Today, stocks can be bought and sold through the internet. There is no need to visit a physical exchange. The fundamentals, however, are the same as decades ago. Companies issue shares to attract investor capital. By purchasing a share, you become a shareholder — i.e., you own a percentage of the corporation.

Stocks are bought by traders and investors. The former capitalize on short-term changes. The latter hold on to their assets much longer — sometimes, for years. What makes trading possible is that share prices rise as corporate performance improves. This means you can buy a stock low and then sell high.

On the other hand, some shares pay a regular dividend. This is a portion of the company’s profits. The more shares you own — the higher the dividends. Therefore, you can enjoy a steady profit if you buy enough stock. However, if the company makes losses, your investment diminishes in value.

2. The Currency Exchange

Over the past decades, Forex has undergone significant changes. In the past, the exchange was open for the chosen few. Today, individuals may trade currencies alongside institutions. Connect to the largest financial market via platforms or apps. To profit from currency rates, you need software, a registered account, and knowledge.

Close to 15 million people take part in online trading, and this figure is only growing. Traders buy and sell currencies based on market dynamics. Different pairs have different volatility. The higher it is — the higher the risk. An important advantage of Forex is that any direction can be profitable. Traders buy instruments when they expect them to gain value, and short-sell if they anticipate a drop.

The first step to access Forex is choosing a brokerage. In South Africa, both local and global companies offer the service. Leading online trading brands serve millions of clients across the world. Their operations are also monitored by credible entities (for instance, CySEC oversees Forextime).

Make sure the provider is officially registered and licensed to do business in the region. Reputable brokerages are reviewed on specialized platforms. Customer feedback is also easy to find.

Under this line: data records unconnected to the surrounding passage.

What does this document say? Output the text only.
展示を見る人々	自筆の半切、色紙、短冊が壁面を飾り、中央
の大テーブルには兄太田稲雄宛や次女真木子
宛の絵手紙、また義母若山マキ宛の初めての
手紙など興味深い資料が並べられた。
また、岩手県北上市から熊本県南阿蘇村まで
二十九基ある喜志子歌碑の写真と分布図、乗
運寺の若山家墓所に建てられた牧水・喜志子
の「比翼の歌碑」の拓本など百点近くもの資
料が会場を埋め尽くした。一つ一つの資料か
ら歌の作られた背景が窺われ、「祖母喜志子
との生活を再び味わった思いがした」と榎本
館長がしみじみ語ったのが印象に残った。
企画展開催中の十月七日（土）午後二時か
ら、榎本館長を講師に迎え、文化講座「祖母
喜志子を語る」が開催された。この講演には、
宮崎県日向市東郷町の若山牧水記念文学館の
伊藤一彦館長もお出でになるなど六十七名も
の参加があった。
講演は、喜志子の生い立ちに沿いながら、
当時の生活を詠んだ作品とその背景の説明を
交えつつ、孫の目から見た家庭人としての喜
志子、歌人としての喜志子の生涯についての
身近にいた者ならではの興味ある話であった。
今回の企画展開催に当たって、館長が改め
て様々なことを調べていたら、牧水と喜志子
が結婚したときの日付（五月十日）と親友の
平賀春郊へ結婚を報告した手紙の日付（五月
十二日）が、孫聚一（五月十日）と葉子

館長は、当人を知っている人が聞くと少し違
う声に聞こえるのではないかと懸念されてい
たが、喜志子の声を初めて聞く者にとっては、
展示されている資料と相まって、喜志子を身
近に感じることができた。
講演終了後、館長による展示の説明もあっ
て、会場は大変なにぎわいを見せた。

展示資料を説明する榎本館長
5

3. Investing in Commodities

There are two ways to make money on commodities. First, you can buy some physical assets, like gold bullions. Gold is seen as a safe investment. It is less dependent on factors that affect pricing for consumer goods. For instance, in times of economic uncertainty, precious metals offer a safe haven for investors.

Secondly, you may profit from the same resources indirectly. It is not necessary to own gold to capitalize on its rising value. Virtual derivatives known as CFDs allow traders to speculate on prices for the underlying assets. Moreover, these instruments can be bought and sold online using platforms for Forex like MetaTrader 5.

4. Investment Bonds

By buying a bond, you lend money to the entity that issued it (e.g., the government or business). The issuer then pays you interest until the instrument expires. This investment is safer than stocks. At the same time, returns are less impressive.

5. Mutual Funds

When you purchase a single stock, your profit depends on the company which issued it. What every trader should know is that diversification lowers risks. It is recommended you develop a broad portfolio with different assets (e.g., stocks, currencies, derivatives, etc). Alternatively, let a mutual fund do it for you.

Through these schemes, you invest in a basket of stocks. The latter is picked and managed by the mutual fund manager. This person receives a fee which is a share of your investment. It is the biggest drawback, as investors can rarely beat the market.

6. Savings Accounts

This is the safest way to invest money, but also the least profitable. In most cases, returns can hardly cover the inflation rate. Basically, you transfer funds into a savings account and then let the interest accumulate. Still, this instrument is useful for those who need to stockpile a sum for emergencies or further investments.

The Bottom Line

High returns are always accompanied by high risk. The stock market is not for the faint-hearted due to volatility. The most stable instruments, on the other hand, will not allow you to gain much. Saving accounts are the safest, but also the worst in terms of profit. Those who are willing to learn may enter the currency exchange or profit from derivatives. Choose the instruments you understand best.